MacLaren would go on to dedicate himself to surmounting the great obstacle of ‘losing his body.’

Although MacLaren has had more than his fair share of so-called life lessons, he said he will forever remember the valuable education he received attending both Yale College and the Drama School.

“Yale taught me that learning is forever,” he said. “Learning is a lifelong process.”

As an undergraduate, MacLaren juggled academics, athletics and the job he held to support himself. He said that although he acquired substantial knowledge from his classes and activities, he also learned a great deal from the “weirdos here during the Reagan era.” One of his most memorable acquaintances here was a person double majoring in molecular biology and Classics, who identified himself as a punk rocker, MacLaren said.

During his time at the School of Drama, MacLaren, who by then only had one leg, molded his tight-end body into the physique of a lean triathlete by losing 110 pounds. He said the core class he took on voice was the best therapy because he learned many of the skills he would later use in his career as a public speaker.
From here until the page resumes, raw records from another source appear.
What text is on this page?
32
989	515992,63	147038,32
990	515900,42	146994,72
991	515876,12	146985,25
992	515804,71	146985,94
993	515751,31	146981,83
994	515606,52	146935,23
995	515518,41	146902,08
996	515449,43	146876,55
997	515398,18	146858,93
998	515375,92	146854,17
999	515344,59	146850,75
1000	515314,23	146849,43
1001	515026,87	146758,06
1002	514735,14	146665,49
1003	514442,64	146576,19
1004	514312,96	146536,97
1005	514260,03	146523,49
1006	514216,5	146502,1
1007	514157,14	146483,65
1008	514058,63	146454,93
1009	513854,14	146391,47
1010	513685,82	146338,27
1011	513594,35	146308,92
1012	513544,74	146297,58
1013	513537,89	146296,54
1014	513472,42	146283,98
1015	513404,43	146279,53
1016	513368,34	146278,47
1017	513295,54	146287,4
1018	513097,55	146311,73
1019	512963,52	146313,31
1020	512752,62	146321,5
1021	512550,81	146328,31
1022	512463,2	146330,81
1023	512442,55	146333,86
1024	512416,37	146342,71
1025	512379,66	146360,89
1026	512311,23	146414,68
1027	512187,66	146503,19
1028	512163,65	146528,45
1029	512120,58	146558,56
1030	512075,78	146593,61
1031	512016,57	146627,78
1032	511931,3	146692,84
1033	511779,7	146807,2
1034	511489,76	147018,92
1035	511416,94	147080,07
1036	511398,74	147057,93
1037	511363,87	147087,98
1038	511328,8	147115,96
“Yale taught me to do what I love,” he said. “And it taught me that I will always know how to learn.”

In May 2002, GQ Magazine ran a feature-length profile on MacLaren, entitled “Lucky Jim.” The article honed in on the treatments he went through to recover, recounted the training he went through to become a world-class disabled athlete, and spoke of his personal battle with substance abuse.

The article also captured MacLaren’s realization of his absolute deepest fear.

“I was afraid of being alone with myself, with my mind, with the dark things that lived in me, like fear and doubt and loneliness, and confusion,” he said in the profile. “I was afraid of metaphysical pain.”

But MacLaren has come a long way since then, making him an ideal recipient of the Kiphuth Fellowship. The award is named for legendary Yale swimming coach and Athletic Director Robert J.H. Kiphuth, who “went out to the world and brought back the excitement of those he met,” according to the fellowship’s mission statement. The award was founded to “perpetuate the lively interest of those areas that Bob Kiphuth stimulated in those who knew him.” And the recipient of this year’s award is exactly the kind of person Kiphuth so admired.